Pierre Brisson, président de la Mars Society Switzerland, membre du comité directeur de l'Association Planète Mars (France), économiste de formation (Uni.of Virginia), ancien banquier d'entreprises de profession, planétologue depuis toujours.

2 réponses à “Microbes et pénuries, deux risques à prendre en compte

  1. Plutôt que de tout désinfecter et aseptiser, ne pourrait-on pas au contraire ensemencer l’habitat avec des bactéries non pathogènes. De plus en plus, on s’aperçoit que les flore en place, empêche de l’arrivée d’autres souches, y compris pathogène.
    Cela reviendrait à effectuer un près équilibrage de l’environnement.

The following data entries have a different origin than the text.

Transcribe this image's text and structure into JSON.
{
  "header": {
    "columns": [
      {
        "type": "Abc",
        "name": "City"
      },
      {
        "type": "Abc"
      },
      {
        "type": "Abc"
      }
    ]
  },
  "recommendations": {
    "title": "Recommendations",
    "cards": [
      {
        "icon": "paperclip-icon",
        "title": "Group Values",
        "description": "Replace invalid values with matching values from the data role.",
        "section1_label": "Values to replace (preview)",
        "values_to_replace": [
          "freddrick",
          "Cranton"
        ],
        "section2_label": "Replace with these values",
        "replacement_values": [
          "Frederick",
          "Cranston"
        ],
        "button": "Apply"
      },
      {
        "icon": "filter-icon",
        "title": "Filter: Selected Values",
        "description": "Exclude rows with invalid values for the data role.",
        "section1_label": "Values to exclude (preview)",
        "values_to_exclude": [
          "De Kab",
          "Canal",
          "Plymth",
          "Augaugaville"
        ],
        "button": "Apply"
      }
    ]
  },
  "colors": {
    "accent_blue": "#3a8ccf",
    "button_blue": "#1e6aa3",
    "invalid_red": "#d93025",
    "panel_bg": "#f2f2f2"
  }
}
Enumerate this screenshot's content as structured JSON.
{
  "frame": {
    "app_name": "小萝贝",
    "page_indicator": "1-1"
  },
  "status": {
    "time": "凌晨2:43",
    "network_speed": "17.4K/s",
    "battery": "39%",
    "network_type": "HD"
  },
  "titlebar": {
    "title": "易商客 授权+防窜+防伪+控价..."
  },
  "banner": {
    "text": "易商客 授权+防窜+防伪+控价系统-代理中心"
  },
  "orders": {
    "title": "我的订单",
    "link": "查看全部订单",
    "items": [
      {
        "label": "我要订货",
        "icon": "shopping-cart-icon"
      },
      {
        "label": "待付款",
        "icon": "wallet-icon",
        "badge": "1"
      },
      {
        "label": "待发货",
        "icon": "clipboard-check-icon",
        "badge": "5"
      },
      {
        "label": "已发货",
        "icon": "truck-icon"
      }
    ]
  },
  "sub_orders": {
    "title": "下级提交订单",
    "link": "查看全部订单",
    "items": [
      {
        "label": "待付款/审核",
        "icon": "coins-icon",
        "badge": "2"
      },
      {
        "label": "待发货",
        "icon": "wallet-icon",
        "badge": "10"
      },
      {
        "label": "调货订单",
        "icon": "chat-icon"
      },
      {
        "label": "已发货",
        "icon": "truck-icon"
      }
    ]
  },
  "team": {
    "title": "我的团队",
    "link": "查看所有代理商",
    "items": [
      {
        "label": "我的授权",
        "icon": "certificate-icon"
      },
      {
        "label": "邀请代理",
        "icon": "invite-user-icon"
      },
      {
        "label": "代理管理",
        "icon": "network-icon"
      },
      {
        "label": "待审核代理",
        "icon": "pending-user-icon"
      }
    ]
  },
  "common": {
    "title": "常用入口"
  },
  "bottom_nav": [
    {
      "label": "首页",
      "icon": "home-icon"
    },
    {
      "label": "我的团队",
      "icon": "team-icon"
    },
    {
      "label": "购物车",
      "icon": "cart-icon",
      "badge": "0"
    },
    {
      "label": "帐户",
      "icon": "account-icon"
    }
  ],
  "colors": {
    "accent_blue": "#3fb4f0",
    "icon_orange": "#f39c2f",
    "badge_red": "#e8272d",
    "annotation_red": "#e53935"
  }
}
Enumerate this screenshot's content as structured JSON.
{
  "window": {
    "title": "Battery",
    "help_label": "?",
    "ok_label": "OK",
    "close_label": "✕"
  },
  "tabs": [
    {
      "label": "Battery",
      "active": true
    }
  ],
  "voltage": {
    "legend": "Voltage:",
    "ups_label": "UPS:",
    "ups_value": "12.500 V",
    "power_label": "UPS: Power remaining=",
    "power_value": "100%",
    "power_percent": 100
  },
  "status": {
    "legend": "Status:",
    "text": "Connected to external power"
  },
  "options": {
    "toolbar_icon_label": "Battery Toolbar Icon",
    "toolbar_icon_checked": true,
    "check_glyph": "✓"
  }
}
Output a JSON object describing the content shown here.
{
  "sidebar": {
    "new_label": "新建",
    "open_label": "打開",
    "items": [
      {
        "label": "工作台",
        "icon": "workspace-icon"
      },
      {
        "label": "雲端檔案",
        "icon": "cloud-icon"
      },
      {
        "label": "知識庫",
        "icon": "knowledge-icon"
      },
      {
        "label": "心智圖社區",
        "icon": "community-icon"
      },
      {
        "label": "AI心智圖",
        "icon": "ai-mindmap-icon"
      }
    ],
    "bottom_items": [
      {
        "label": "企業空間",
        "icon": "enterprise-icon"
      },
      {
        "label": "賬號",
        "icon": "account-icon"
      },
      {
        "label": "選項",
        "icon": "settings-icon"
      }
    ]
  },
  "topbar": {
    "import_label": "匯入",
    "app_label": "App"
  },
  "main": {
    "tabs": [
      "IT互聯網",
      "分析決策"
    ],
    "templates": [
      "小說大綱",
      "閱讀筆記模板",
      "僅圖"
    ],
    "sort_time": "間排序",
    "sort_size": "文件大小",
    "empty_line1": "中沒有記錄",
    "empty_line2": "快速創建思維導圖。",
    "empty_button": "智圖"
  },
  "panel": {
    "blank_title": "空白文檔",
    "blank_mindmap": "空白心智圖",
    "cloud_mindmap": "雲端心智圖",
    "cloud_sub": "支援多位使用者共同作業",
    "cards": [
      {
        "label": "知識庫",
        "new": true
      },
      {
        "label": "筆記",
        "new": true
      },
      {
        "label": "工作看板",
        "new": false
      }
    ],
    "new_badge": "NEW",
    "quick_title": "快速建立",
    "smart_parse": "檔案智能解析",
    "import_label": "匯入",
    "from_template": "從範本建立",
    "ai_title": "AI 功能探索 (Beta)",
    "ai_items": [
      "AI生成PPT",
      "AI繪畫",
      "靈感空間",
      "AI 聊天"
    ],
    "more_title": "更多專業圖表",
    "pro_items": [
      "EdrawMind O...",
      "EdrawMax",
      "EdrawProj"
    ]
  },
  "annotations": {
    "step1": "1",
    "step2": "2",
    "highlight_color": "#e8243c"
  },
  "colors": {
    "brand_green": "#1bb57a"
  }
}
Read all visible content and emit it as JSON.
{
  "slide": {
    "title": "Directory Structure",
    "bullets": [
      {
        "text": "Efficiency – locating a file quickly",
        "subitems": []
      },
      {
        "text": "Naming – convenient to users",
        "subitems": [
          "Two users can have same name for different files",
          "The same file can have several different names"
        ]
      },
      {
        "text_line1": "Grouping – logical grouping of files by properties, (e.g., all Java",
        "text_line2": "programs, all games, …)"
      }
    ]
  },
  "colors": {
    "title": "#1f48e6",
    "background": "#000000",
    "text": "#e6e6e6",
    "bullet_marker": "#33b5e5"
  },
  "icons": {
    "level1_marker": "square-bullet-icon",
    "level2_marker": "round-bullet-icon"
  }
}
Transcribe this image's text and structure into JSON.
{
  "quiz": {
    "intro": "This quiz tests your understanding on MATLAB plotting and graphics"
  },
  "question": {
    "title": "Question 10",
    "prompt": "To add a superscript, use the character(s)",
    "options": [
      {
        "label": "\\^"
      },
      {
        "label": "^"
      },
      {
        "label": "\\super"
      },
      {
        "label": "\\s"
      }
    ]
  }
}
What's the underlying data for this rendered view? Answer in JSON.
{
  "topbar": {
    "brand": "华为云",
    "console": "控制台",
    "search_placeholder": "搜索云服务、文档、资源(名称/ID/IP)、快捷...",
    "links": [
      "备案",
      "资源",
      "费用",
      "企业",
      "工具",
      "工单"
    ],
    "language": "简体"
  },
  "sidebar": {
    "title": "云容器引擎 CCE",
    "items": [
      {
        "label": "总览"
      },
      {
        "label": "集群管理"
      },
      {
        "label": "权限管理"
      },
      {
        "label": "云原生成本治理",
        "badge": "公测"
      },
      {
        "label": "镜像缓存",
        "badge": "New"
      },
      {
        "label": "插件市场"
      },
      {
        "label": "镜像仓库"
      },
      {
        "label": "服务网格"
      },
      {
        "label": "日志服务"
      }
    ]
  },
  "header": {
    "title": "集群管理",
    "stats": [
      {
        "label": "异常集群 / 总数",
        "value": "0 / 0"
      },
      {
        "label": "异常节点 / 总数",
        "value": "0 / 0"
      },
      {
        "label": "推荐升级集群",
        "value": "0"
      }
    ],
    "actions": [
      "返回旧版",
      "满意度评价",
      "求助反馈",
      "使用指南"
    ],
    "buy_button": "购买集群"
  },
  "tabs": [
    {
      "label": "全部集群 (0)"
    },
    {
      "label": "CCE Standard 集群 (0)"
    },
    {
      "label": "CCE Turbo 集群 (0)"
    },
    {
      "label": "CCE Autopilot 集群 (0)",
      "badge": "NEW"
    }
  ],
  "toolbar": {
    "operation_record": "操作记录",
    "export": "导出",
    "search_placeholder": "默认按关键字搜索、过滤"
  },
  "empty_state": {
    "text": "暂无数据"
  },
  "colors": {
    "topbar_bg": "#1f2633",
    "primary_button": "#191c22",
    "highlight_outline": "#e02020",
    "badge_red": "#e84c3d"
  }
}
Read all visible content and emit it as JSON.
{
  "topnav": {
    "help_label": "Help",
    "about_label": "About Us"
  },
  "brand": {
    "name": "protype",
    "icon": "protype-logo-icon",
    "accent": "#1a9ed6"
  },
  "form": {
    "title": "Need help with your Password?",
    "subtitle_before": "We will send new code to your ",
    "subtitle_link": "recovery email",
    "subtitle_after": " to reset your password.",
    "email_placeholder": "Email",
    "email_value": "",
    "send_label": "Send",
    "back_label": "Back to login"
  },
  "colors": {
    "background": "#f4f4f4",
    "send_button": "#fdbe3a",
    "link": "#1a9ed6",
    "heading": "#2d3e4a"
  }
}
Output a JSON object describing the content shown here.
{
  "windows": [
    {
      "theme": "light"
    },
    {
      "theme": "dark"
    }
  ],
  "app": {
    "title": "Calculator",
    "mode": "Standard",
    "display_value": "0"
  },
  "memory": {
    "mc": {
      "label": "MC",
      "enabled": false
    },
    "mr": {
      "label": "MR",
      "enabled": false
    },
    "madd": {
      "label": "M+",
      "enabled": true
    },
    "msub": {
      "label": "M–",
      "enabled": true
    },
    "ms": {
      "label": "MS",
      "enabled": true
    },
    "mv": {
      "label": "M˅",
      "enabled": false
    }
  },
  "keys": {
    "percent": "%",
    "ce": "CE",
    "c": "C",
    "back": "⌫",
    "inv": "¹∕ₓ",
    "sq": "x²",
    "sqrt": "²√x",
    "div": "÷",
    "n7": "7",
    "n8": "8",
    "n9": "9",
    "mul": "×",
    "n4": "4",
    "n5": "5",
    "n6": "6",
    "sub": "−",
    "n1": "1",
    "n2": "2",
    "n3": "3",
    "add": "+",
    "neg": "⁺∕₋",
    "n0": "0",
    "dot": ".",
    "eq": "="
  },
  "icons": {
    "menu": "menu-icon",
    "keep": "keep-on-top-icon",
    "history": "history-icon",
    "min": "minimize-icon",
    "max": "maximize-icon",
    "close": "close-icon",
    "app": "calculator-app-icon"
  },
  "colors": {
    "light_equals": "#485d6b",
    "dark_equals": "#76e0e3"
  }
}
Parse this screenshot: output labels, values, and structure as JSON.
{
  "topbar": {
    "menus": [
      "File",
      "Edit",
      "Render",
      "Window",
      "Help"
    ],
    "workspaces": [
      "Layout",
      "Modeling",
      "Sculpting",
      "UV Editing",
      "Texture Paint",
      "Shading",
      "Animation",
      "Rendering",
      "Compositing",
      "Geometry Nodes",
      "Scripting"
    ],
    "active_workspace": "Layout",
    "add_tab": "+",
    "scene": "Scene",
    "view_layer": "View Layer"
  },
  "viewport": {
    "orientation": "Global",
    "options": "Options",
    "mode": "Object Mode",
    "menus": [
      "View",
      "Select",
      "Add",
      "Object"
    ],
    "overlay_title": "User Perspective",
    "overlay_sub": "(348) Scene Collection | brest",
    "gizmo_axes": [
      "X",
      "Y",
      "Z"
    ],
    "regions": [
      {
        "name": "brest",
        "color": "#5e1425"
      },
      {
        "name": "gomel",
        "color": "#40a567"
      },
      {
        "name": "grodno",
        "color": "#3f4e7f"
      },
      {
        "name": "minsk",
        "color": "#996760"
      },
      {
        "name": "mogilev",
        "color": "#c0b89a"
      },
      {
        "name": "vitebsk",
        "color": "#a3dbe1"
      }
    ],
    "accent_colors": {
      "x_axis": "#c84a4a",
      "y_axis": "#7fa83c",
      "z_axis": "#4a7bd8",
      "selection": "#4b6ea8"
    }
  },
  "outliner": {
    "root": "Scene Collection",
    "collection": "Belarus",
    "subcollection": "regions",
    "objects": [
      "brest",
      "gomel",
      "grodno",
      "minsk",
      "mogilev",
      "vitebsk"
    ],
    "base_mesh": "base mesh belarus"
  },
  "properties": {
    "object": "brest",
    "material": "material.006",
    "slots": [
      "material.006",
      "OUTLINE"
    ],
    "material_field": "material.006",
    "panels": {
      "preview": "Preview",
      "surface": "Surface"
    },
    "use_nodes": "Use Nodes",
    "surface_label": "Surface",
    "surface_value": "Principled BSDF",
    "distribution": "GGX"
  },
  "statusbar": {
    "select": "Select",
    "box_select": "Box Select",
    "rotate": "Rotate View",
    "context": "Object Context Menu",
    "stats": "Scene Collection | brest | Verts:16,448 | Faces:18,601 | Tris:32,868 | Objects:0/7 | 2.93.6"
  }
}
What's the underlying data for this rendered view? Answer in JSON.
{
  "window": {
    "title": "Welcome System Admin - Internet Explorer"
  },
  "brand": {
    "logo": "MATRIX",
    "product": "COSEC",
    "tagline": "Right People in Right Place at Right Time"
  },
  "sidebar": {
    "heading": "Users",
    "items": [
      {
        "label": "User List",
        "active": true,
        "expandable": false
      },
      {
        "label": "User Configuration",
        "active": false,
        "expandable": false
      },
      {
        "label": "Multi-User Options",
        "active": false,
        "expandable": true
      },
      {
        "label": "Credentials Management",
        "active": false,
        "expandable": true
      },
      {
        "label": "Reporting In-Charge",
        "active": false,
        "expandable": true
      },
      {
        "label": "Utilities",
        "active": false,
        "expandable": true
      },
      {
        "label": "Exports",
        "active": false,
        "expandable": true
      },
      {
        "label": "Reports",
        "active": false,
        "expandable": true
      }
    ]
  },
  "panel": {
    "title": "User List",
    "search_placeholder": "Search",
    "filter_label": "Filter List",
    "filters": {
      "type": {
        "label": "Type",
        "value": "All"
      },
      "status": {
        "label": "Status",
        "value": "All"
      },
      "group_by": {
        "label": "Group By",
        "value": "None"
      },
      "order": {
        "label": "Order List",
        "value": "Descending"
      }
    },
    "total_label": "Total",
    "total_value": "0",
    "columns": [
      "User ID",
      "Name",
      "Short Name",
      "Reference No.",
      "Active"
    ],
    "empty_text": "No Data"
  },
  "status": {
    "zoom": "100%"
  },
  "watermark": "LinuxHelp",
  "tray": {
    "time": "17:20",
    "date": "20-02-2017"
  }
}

    1. Il est très difficile de détruire totalement une population de bactéries. Il en reste toujours, et la prolifération repart. Ceci dit on a quand même intérêt à limiter les risques au maximum. Le plus important, à mon avis c’est de surveiller les équilibres et de tenter de les maintenir. Ensemencer le volume habitable ne me semble quand même pas une bonne idée car le moins que l’on puisse dire c’est que l’on maîtrise mieux l’asepsie que la lutte d’un type de bactérie contre un autre (mais je ne suis pas spécialiste). Peut-être un jour utilisera-t-on les phages, ces virus prédateurs de bactéries?